Le sionisme, (la grande idée de la domination de ce peuple dans sa nation), est intimement connecté au travail d'intellectuels juifs qui ont produit un fond de pensée orienté. Ç'a été la même chose de ce côté. Ce n'est pas la peine de faire la revue de littérature consacrée qui crée littéralement un hégémonisme bamiléké. Nous savons tous qu'elle existe et ce qu'elle a été.

Tous les Bamiléké n'en ont pas nécessairement pris connaissance. Et pour l'avoir fait, tous n'y ont pas forcément adhéré. Et même ceux qui s'y sont versés, ne l'ont ni fait de la même façon, ni pour les mêmes raisons. Quand le MRC se crée, au départ, il se veut une alternative crédible de l'opposition destinée à remplacer le SDF passablement usé.

Or depuis 1990, ce SDF avait été infesté, (entre autres mécontents), d'une frange importante de Bamiléké urbanisés. Spontanément, il sont devenus des recrues putatives du MRC. À partir de ce moment, la logique commandait que le leadership de ce parti fût bamiléké. L'intention étant de prendre le pouvoir, ce chef devint un personnage représentatif d'un construit idéologique.

Cette image propagandiste de Kamto a très certainement analysée dans les biais des services spécialisés. Il est indubitable que Paul Biya l'a. Il sait à quel moment elle s'est créée. Il a su quand Kamto fut contacté pour prendre la tête du MRC et comment il l'a été. Il connaît parfaitement le projet. Rien ne lui est caché.
Mais il n'en parle jamais. Pourquoi d'ailleurs en parler ? Pour quelqu'un comme lui qui a traversé le temps, vu et fait l'histoire, su de quoi le pouvoir est constitué ; pour lui qui voit dans le noir et qui, depuis si longtemps, tient tout le pays dans sa main ; pour lui qui sait qui est le vrai ennemi, qu'il soit à découvert ou caché ; pour Paul Biya, à dire vrai, Kamto est tout à fait insignifiant. Totalement.

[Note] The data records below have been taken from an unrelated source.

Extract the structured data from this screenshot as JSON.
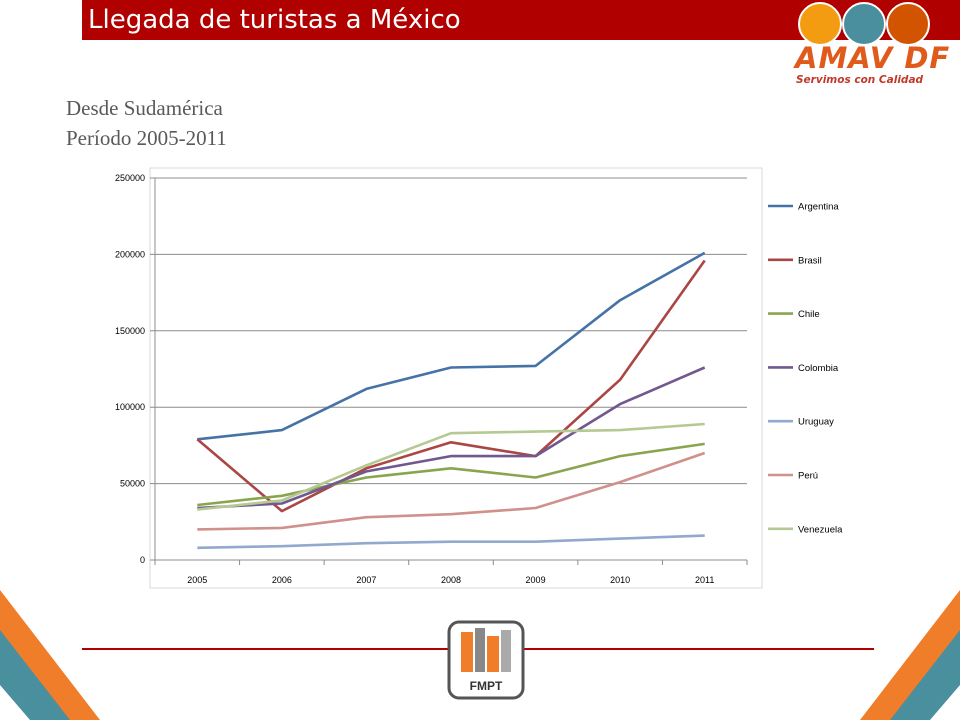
{
  "slide": {
    "title": "Llegada de turistas a México",
    "subtitle_line1": "Desde Sudamérica",
    "subtitle_line2": "Período 2005-2011"
  },
  "logos": {
    "top_right_text": "AMAV DF",
    "top_right_tagline": "Servimos con Calidad",
    "bottom_center_text": "FMPT"
  },
  "colors": {
    "title_bar": "#b00000",
    "accent_orange": "#e05a1c",
    "accent_teal": "#4a8f9e"
  },
  "chart_data": {
    "type": "line",
    "categories": [
      "2005",
      "2006",
      "2007",
      "2008",
      "2009",
      "2010",
      "2011"
    ],
    "ylim": [
      0,
      250000
    ],
    "yticks": [
      "0",
      "50000",
      "100000",
      "150000",
      "200000",
      "250000"
    ],
    "grid": true,
    "legend_position": "right",
    "series": [
      {
        "name": "Argentina",
        "color": "#4572a7",
        "values": [
          79000,
          85000,
          112000,
          126000,
          127000,
          170000,
          201000
        ]
      },
      {
        "name": "Brasil",
        "color": "#aa4643",
        "values": [
          79000,
          32000,
          60000,
          77000,
          68000,
          118000,
          196000
        ]
      },
      {
        "name": "Chile",
        "color": "#89a54e",
        "values": [
          36000,
          42000,
          54000,
          60000,
          54000,
          68000,
          76000
        ]
      },
      {
        "name": "Colombia",
        "color": "#71588f",
        "values": [
          34000,
          37000,
          58000,
          68000,
          68000,
          102000,
          126000
        ]
      },
      {
        "name": "Uruguay",
        "color": "#92a8cd",
        "values": [
          8000,
          9000,
          11000,
          12000,
          12000,
          14000,
          16000
        ]
      },
      {
        "name": "Perú",
        "color": "#d0908c",
        "values": [
          20000,
          21000,
          28000,
          30000,
          34000,
          51000,
          70000
        ]
      },
      {
        "name": "Venezuela",
        "color": "#b5ca92",
        "values": [
          33000,
          39000,
          62000,
          83000,
          84000,
          85000,
          89000
        ]
      }
    ]
  }
}
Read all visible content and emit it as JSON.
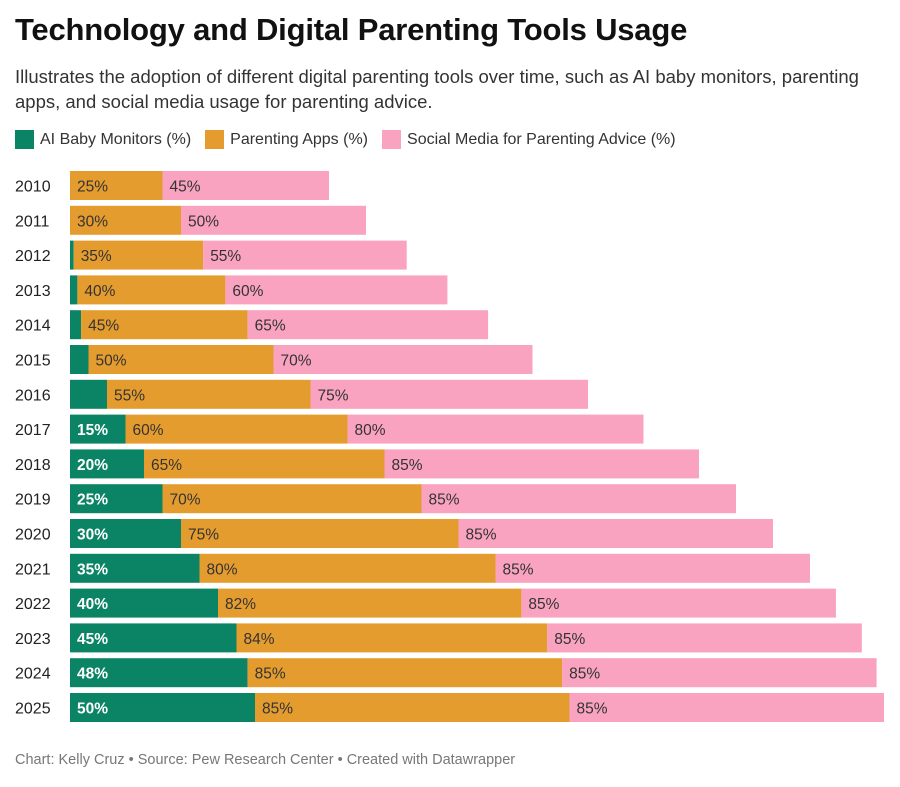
{
  "header": {
    "title": "Technology and Digital Parenting Tools Usage",
    "subtitle": "Illustrates the adoption of different digital parenting tools over time, such as AI baby monitors, parenting apps, and social media usage for parenting advice."
  },
  "footer": {
    "credit": "Chart: Kelly Cruz • Source: Pew Research Center • Created with Datawrapper"
  },
  "chart_data": {
    "type": "bar",
    "orientation": "horizontal",
    "stacked": true,
    "categories": [
      "2010",
      "2011",
      "2012",
      "2013",
      "2014",
      "2015",
      "2016",
      "2017",
      "2018",
      "2019",
      "2020",
      "2021",
      "2022",
      "2023",
      "2024",
      "2025"
    ],
    "series": [
      {
        "name": "AI Baby Monitors (%)",
        "color": "#0b8466",
        "label_color": "#ffffff",
        "values": [
          0,
          0,
          1,
          2,
          3,
          5,
          10,
          15,
          20,
          25,
          30,
          35,
          40,
          45,
          48,
          50
        ],
        "labels": [
          "",
          "",
          "",
          "",
          "",
          "",
          "",
          "15%",
          "20%",
          "25%",
          "30%",
          "35%",
          "40%",
          "45%",
          "48%",
          "50%"
        ]
      },
      {
        "name": "Parenting Apps (%)",
        "color": "#e59c2f",
        "label_color": "#333333",
        "values": [
          25,
          30,
          35,
          40,
          45,
          50,
          55,
          60,
          65,
          70,
          75,
          80,
          82,
          84,
          85,
          85
        ],
        "labels": [
          "25%",
          "30%",
          "35%",
          "40%",
          "45%",
          "50%",
          "55%",
          "60%",
          "65%",
          "70%",
          "75%",
          "80%",
          "82%",
          "84%",
          "85%",
          "85%"
        ]
      },
      {
        "name": "Social Media for Parenting Advice (%)",
        "color": "#f9a3c1",
        "label_color": "#333333",
        "values": [
          45,
          50,
          55,
          60,
          65,
          70,
          75,
          80,
          85,
          85,
          85,
          85,
          85,
          85,
          85,
          85
        ],
        "labels": [
          "45%",
          "50%",
          "55%",
          "60%",
          "65%",
          "70%",
          "75%",
          "80%",
          "85%",
          "85%",
          "85%",
          "85%",
          "85%",
          "85%",
          "85%",
          "85%"
        ]
      }
    ],
    "xlim": [
      0,
      220
    ],
    "grid": false,
    "legend_position": "top-left"
  }
}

Je me suis intéressé à son avis sur lui lors du vote de 2018. Vous serez étonnés : il l'a donné. Pas comme vous croyez. (Savez-vous écouter) ? Voici ce qu'il a dit, interrogé au sortir de l'isoloir : « je suis agréablement surpris de la maturité que les Camerounais ont manifestée » (et puis, son petit sourire ironique en coin), je souhaite qu'elle puisse continuer.

Il est remonté dans sa voiture et son cortège est reparti pour Étoudi. Son ironie fut justifiée. Tout était fini quand Kamto s'est réveillé. La suite, vous la connaissez : la bataille de Don Quichotte contre les moulins à vent. Du pipi dans le pantalon ici, les ânes montés de la Montée de l'Âne pour chercher un consensuel qu'on n'a jamais trouvé...

Le Monopoly (ou le njambo) de Survivole... La case Allez tout droit en prison... Les bobbi tanap et les sans caleçons... Les députés qu'on achète au marché... L'ironie du président était parfaitement justifiée. Il y a tout plein de ces drôleries : je ne peux pas toutes les citer.

Vous avez eu la toute dernière hier. On l'a emballé et ramené manu militari à Yaoundé. Il a défilé en triomphe et les siens crient qu'il a gagné. Biya ? Lui, ne dit rien. Il regarde seulement. On lui a dit que Kamto lui a offert sa protection. Il a dû hocher la tête.

Et il a ôté ses pieds de ses pantoufles et les a posés sur le tapis et dit à sa compagne... Sers-moi le reste de nnam ngon. Demain on va à Mvomeka. La femme a dit: oui, Massa.

Que pense Biya de Kamto ? J'en ai une (toute petite) idée : que ça va être particulièrement difficile qu'il soit encore son rival à une élection. Quand Biya voit une difficulté, ce sera difficile. Croyez-moi.